Architectuur als middel
Voor wat betreft de (infrastructurele) architectuur kunnen dit afspraken zijn over, gegevens, informatie beveiliging, applicaties, interfaces en de infrastructuur zelf. Zo kunnen bijvoorbeeld het aantal operating systemen of databases beperkt worden. Met dergelijke beperkingen wordt de infrastructuur beter te overzien en de organisatie is daardoor beter in staat het beheer uit te voeren. Ook consequenties van wijzigingen zijn zo beter te overzien. Architectuur is daarmee geen doel op zich, maar heeft tot doel een consistente en veilige ICT te realiseren waarop efficiënt wijzigingen doorgevoerd kunnen worden.
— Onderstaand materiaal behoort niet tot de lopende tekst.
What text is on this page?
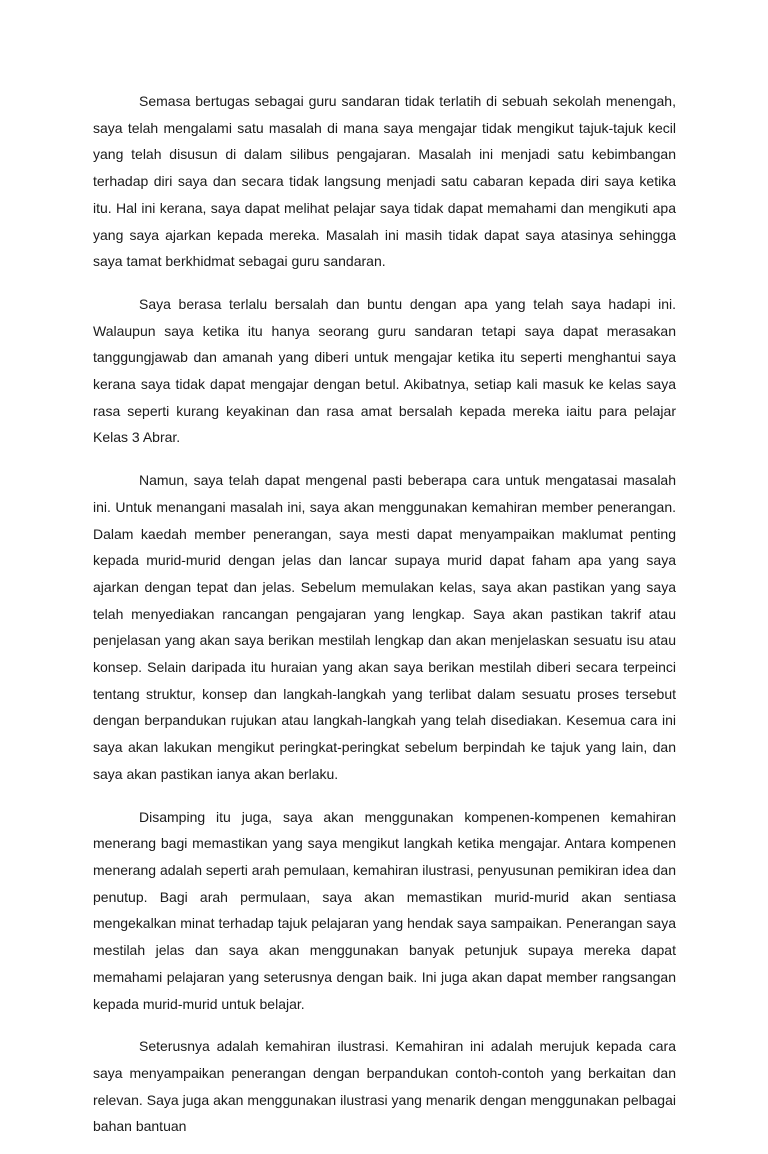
Semasa bertugas sebagai guru sandaran tidak terlatih di sebuah sekolah menengah, saya telah mengalami satu masalah di mana saya mengajar tidak mengikut tajuk-tajuk kecil yang telah disusun di dalam silibus pengajaran. Masalah ini menjadi satu kebimbangan terhadap diri saya dan secara tidak langsung menjadi satu cabaran kepada diri saya ketika itu. Hal ini kerana, saya dapat melihat pelajar saya tidak dapat memahami dan mengikuti apa yang saya ajarkan kepada mereka. Masalah ini masih tidak dapat saya atasinya sehingga saya tamat berkhidmat sebagai guru sandaran.

Saya berasa terlalu bersalah dan buntu dengan apa yang telah saya hadapi ini. Walaupun saya ketika itu hanya seorang guru sandaran tetapi saya dapat merasakan tanggungjawab dan amanah yang diberi untuk mengajar ketika itu seperti menghantui saya kerana saya tidak dapat mengajar dengan betul. Akibatnya, setiap kali masuk ke kelas saya rasa seperti kurang keyakinan dan rasa amat bersalah kepada mereka iaitu para pelajar Kelas 3 Abrar.

Namun, saya telah dapat mengenal pasti beberapa cara untuk mengatasai masalah ini. Untuk menangani masalah ini, saya akan menggunakan kemahiran member penerangan. Dalam kaedah member penerangan, saya mesti dapat menyampaikan maklumat penting kepada murid-murid dengan jelas dan lancar supaya murid dapat faham apa yang saya ajarkan dengan tepat dan jelas. Sebelum memulakan kelas, saya akan pastikan yang saya telah menyediakan rancangan pengajaran yang lengkap. Saya akan pastikan takrif atau penjelasan yang akan saya berikan mestilah lengkap dan akan menjelaskan sesuatu isu atau konsep. Selain daripada itu huraian yang akan saya berikan mestilah diberi secara terpeinci tentang struktur, konsep dan langkah-langkah yang terlibat dalam sesuatu proses tersebut dengan berpandukan rujukan atau langkah-langkah yang telah disediakan. Kesemua cara ini saya akan lakukan mengikut peringkat-peringkat sebelum berpindah ke tajuk yang lain, dan saya akan pastikan ianya akan berlaku.

Disamping itu juga, saya akan menggunakan kompenen-kompenen kemahiran menerang bagi memastikan yang saya mengikut langkah ketika mengajar. Antara kompenen menerang adalah seperti arah pemulaan, kemahiran ilustrasi, penyusunan pemikiran idea dan penutup. Bagi arah permulaan, saya akan memastikan murid-murid akan sentiasa mengekalkan minat terhadap tajuk pelajaran yang hendak saya sampaikan. Penerangan saya mestilah jelas dan saya akan menggunakan banyak petunjuk supaya mereka dapat memahami pelajaran yang seterusnya dengan baik. Ini juga akan dapat member rangsangan kepada murid-murid untuk belajar.

Seterusnya adalah kemahiran ilustrasi. Kemahiran ini adalah merujuk kepada cara saya menyampaikan penerangan dengan berpandukan contoh-contoh yang berkaitan dan relevan. Saya juga akan menggunakan ilustrasi yang menarik dengan menggunakan pelbagai bahan bantuan
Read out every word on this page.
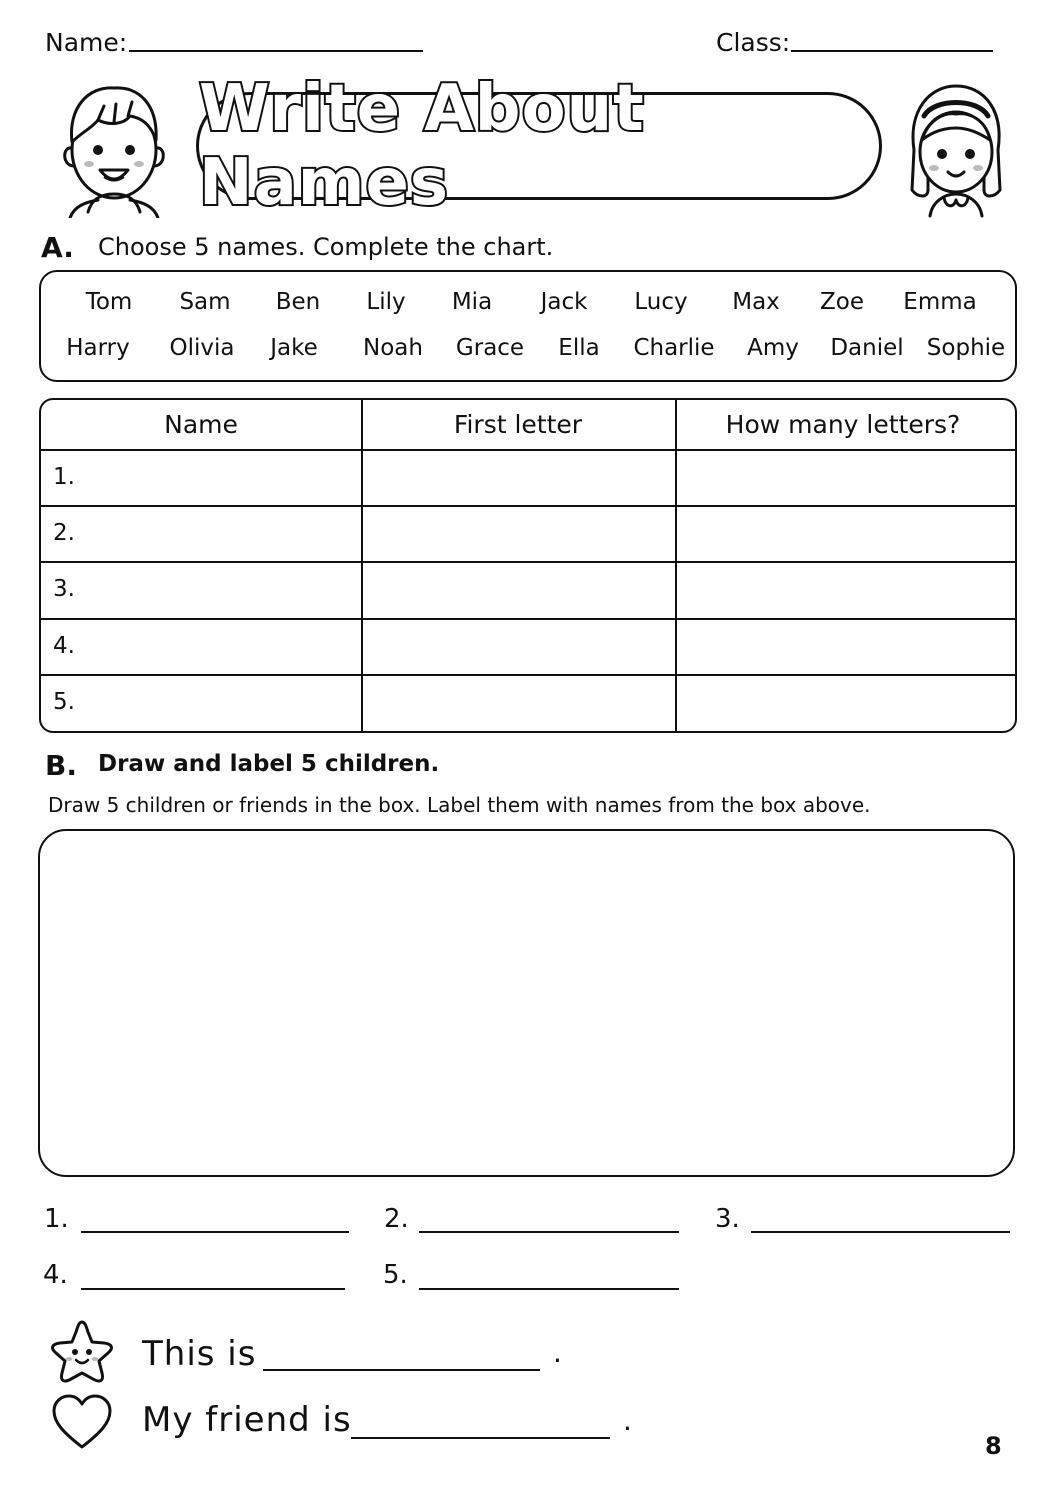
Name:	Class:
Write About Names
A. Choose 5 names. Complete the chart.
Tom Sam Ben Lily Mia Jack Lucy Max Zoe Emma
Harry Olivia Jake Noah Grace Ella Charlie Amy Daniel Sophie
Name	First letter	How many letters?
1.
2.
3.
4.
5.
B. Draw and label 5 children.
Draw 5 children or friends in the box. Label them with names from the box above.
1.	2.	3.
4.	5.
This is	.
My friend is	.
8
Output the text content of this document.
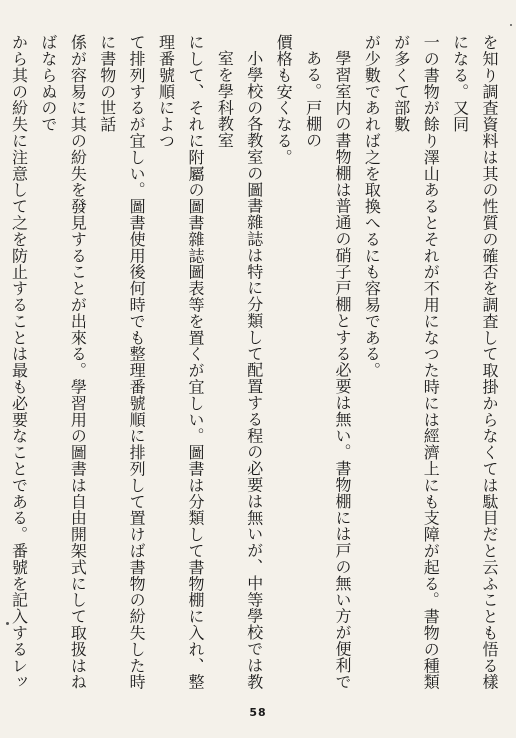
を知り調査資料は其の性質の確否を調査して取掛からなくては駄目だと云ふことも悟る樣になる。又同
一の書物が餘り澤山あるとそれが不用になつた時には經濟上にも支障が起る。書物の種類が多くて部數
が少數であれば之を取換へるにも容易である。
學習室内の書物棚は普通の硝子戸棚とする必要は無い。書物棚には戸の無い方が便利である。戸棚の
價格も安くなる。
小學校の各教室の圖書雜誌は特に分類して配置する程の必要は無いが、中等學校では教室を學科教室
にして、それに附屬の圖書雜誌圖表等を置くが宜しい。圖書は分類して書物棚に入れ、整理番號順によつ
て排列するが宜しい。圖書使用後何時でも整理番號順に排列して置けば書物の紛失した時に書物の世話
係が容易に其の紛失を發見することが出來る。學習用の圖書は自由開架式にして取扱はねばならぬので
から其の紛失に注意して之を防止することは最も必要なことである。番號を記入するレッ
58
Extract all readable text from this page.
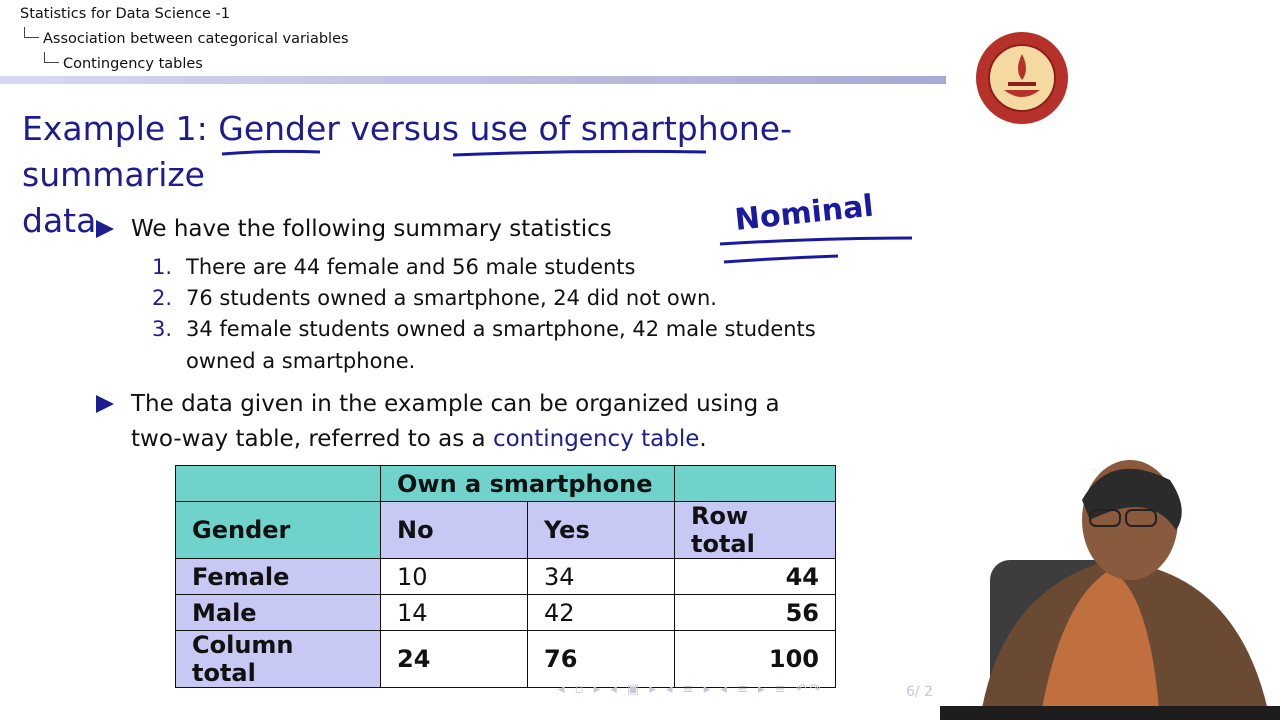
Statistics for Data Science -1
Association between categorical variables
Contingency tables
Example 1: Gender versus use of smartphone-summarize
data	We have the following summary statistics
1. There are 44 female and 56 male students
2. 76 students owned a smartphone, 24 did not own.
3. 34 female students owned a smartphone, 42 male students
owned a smartphone.
The data given in the example can be organized using a
two-way table, referred to as a contingency table.
	Own a smartphone		
Gender	No	Yes	Row total
Female	10	34	44
Male	14	42	56
Column total	24	76	100
Nominal
◂ ▫ ▸ ◂ ▣ ▸ ◂ ≡ ▸ ◂ ≡ ▸ ≡ ↶↷	6/ 2
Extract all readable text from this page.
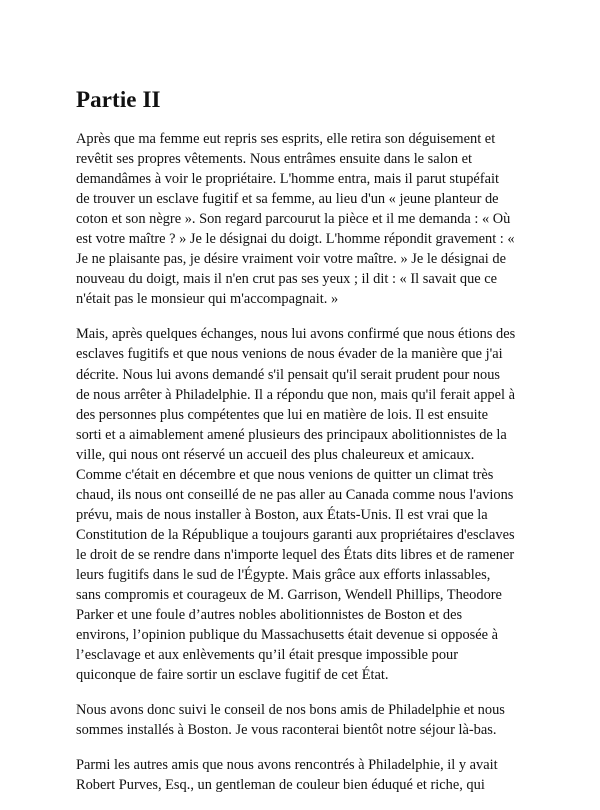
Partie II

Après que ma femme eut repris ses esprits, elle retira son déguisement et
revêtit ses propres vêtements. Nous entrâmes ensuite dans le salon et
demandâmes à voir le propriétaire. L'homme entra, mais il parut stupéfait
de trouver un esclave fugitif et sa femme, au lieu d'un « jeune planteur de
coton et son nègre ». Son regard parcourut la pièce et il me demanda : « Où
est votre maître ? » Je le désignai du doigt. L'homme répondit gravement : «
Je ne plaisante pas, je désire vraiment voir votre maître. » Je le désignai de
nouveau du doigt, mais il n'en crut pas ses yeux ; il dit : « Il savait que ce
n'était pas le monsieur qui m'accompagnait. »

Mais, après quelques échanges, nous lui avons confirmé que nous étions des
esclaves fugitifs et que nous venions de nous évader de la manière que j'ai
décrite. Nous lui avons demandé s'il pensait qu'il serait prudent pour nous
de nous arrêter à Philadelphie. Il a répondu que non, mais qu'il ferait appel à
des personnes plus compétentes que lui en matière de lois. Il est ensuite
sorti et a aimablement amené plusieurs des principaux abolitionnistes de la
ville, qui nous ont réservé un accueil des plus chaleureux et amicaux.
Comme c'était en décembre et que nous venions de quitter un climat très
chaud, ils nous ont conseillé de ne pas aller au Canada comme nous l'avions
prévu, mais de nous installer à Boston, aux États-Unis. Il est vrai que la
Constitution de la République a toujours garanti aux propriétaires d'esclaves
le droit de se rendre dans n'importe lequel des États dits libres et de ramener
leurs fugitifs dans le sud de l'Égypte. Mais grâce aux efforts inlassables,
sans compromis et courageux de M. Garrison, Wendell Phillips, Theodore
Parker et une foule d’autres nobles abolitionnistes de Boston et des
environs, l’opinion publique du Massachusetts était devenue si opposée à
l’esclavage et aux enlèvements qu’il était presque impossible pour
quiconque de faire sortir un esclave fugitif de cet État.

Nous avons donc suivi le conseil de nos bons amis de Philadelphie et nous
sommes installés à Boston. Je vous raconterai bientôt notre séjour là-bas.

Parmi les autres amis que nous avons rencontrés à Philadelphie, il y avait
Robert Purves, Esq., un gentleman de couleur bien éduqué et riche, qui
De architectuur ontwikkelt zich ook in de tijd en zal kan niet statisch zijn. Enterprise architecten zijn verantwoordelijk voor het naleven van de bestaande architectuur en het ontwikkelen daarvan.

Enterprise architecten
Veel enterprise architecten zijn echter onbekend met Open Source Software en de (detail) mogelijkheden die dit biedt voor de architectuur. Als Linux al een platform binnen de architectuur is (en dat komt steeds vaker voor) dan is het een uitzondering op verschillende vlakken. De meeste organisaties hebben bijvoorbeeld centraal gebruiker beheer ingericht op basis van Microsoft Active Directory. Linux servers worden veelal niet gekoppeld (maar kunnen dat overigens wel). Linux gebruikers worden of lokaal aangelegd, of er wordt een LDAP gebaseerde structuur naast Microsoft Active Directory gebouwd. Deze Linux systemen worden dan meestal gebruikt voor web sites of content management systemen zodat er geen noodzaak is voor eindgebruikers daarop in te loggen. Het wordt als platform toegestaan, maar het is wel een uitzondering. Je zou kunnen stellen dat het geïsoleerd ingezet wordt.

Gemiste kansen
Naar mijn idee past Open Source Software juist heel goed binnen het architectuur denken. Er zijn talloze tools die het naleven van afspraken juist veel makkelijker maken. Er zijn tools waarmee het management van Linux systemen gestandaardiseerd en geautomatiseerd kunnen worden zoals bijvoorbeeld, Red Hat Satelite voor deployment en Puppet voor management. Standaard biedt Linux talloze bouwblokken om systemen te hardenen zoals bijvoorbeeld Secure Shell (SSH) dat encrypted toegang tot systemen kan geven, of Secure Copy (SCP) waarmee bestanden encryped tussen Linux systemen gekopieerd kunnen worden. SSH en SCP kunnen eenvoudig verder beveiligd worden door root acces te weigeren en gebruikers alleen met een RSA of DSA key te laten inloggen. Beiden maken standaard deel uit van ieder Linux installatie. Verder kunnen middels het SUDO mechanisme (sudoers file) root rechten aan users gegeven worden op specifieke commando’s. Wanneer men echt hecht aan sucurity (en dat doen enterprise architecten) dan mogen zeker Security Enhanced Linux (SELinux) en AppArmour niet vergeten worden. Op basis hiervan kunnen de rechten van processen op systemen verder beperkt worden. Als laatste zou ik de CIS Benchmark voor Red Hat systemen willen noemen. Dit is een uitgebreide beschrijving van (mogelijk) te nemen maatregelen die een Red Hat Linux systeem veiliger maken. Van iedere maatregel is beschreven hoe deze geïmplementeerd moet worden, waarom het systeem veiliger wordt en bovenal hoe het gecontroleerd (audit) kan worden.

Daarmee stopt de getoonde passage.